Published 10/11/17 Author: Oliver Jackson
Welcome to the first of our new series: Cracking the Case. Every fortnight, Oliver Jackson, TLP contributor and Legal Adviser for Liberty, the Personal Support Unit and FRU, will be looking into large, legal cases that have featured in the news recently, breaking them down into concise, two-minute bites for students. Read on for further insight into the case of Phil Ivey, the American poker player who recently lost a court battle seeking to reclaim £7.7m of winnings from the owners of a casino in London.
What does it mean to be dishonest? Most of us seem to have an intuitive idea of what dishonesty is, usually along the lines of not telling the truth or intentionally deceiving another person. The criminal law recognised this intuitive judgement in the form of the Ghosh [1982] test: (i) was the act dishonest according to reasonable and honest people, and (ii) did the defendant realise this? This second limb is intended to protect, for example, a tourist from a country with free public transport who fails to pay for a London bus. The tourist does not realise what they are doing is ‘dishonest’, and so is protected.
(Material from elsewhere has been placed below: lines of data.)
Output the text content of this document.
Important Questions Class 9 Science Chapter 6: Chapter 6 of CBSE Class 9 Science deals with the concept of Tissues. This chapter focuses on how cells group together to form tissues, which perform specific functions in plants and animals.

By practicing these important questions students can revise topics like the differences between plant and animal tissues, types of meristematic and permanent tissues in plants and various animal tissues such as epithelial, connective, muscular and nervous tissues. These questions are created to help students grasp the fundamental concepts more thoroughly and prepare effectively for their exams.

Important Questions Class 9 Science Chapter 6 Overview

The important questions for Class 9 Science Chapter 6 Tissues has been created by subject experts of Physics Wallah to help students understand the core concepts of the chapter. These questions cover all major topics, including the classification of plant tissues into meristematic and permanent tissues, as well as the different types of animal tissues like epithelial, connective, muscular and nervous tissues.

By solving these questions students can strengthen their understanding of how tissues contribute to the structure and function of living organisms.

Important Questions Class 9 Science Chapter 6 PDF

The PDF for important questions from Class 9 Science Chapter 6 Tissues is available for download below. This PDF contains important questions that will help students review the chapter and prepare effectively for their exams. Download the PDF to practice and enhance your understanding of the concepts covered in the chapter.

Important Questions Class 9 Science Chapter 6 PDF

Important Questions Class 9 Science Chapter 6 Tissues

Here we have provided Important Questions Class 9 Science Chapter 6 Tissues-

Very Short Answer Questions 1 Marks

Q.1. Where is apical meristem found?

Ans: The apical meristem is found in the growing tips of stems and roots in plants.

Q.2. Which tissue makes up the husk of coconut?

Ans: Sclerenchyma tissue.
However, the second limb also has a slightly unfortunate result – the more warped a defendant’s standards of honesty are, the less dishonest a jury is likely to find them! Surely the law can do better than that…
It seems that the Supreme Court would agree. The recent case of Ivey has given short shrift to the second limb of the Ghosh test, consigning it to the dustbin of legal doctrines
Phil Ivey was a professional gambler who ‘won’ £7.7 million from a casino in a card game. In a move straight from Las Vegas’ worst nightmares, he pretended he was superstitious to trick the croupier into rotating the playing cards a certain way. This allowed him to identify minute differences in the patterns on the back of the cards, figure out where the high value cards were, and exploit that information to increase his chances of winning. The casino, after figuring this out, refused to pay him. He sued on his contract with the casino.
In court, Ivey was perfectly open about what he had done – he was proud of his reputation as an ‘advantage gambler’ and was skilled and sharp-eyed in deploying his technique. Regardless, the Supreme Court found that Ivey had cheated, in violation of his contract with the casino. Cheating, it seems, does not require dishonesty but rather something along the lines of ‘we know it when we see it’.
However, the court went further to rule that the Ghosh test, despite being applied for 35 years, is not correct and should no longer be used. Dishonest conduct is measured according to an objective standard. Again, ‘we know it when we see it’ – if something would be considered dishonest by a ‘reasonable and honest’ person, then the law treats it as dishonest.
Interestingly though, as the court pointed out, there is hope for the tourist from a particularly public-transport focused state. Despite the lack of the second limb of Ghosh, he is already protected by the first limb, as objectively, his actions are not dishonest.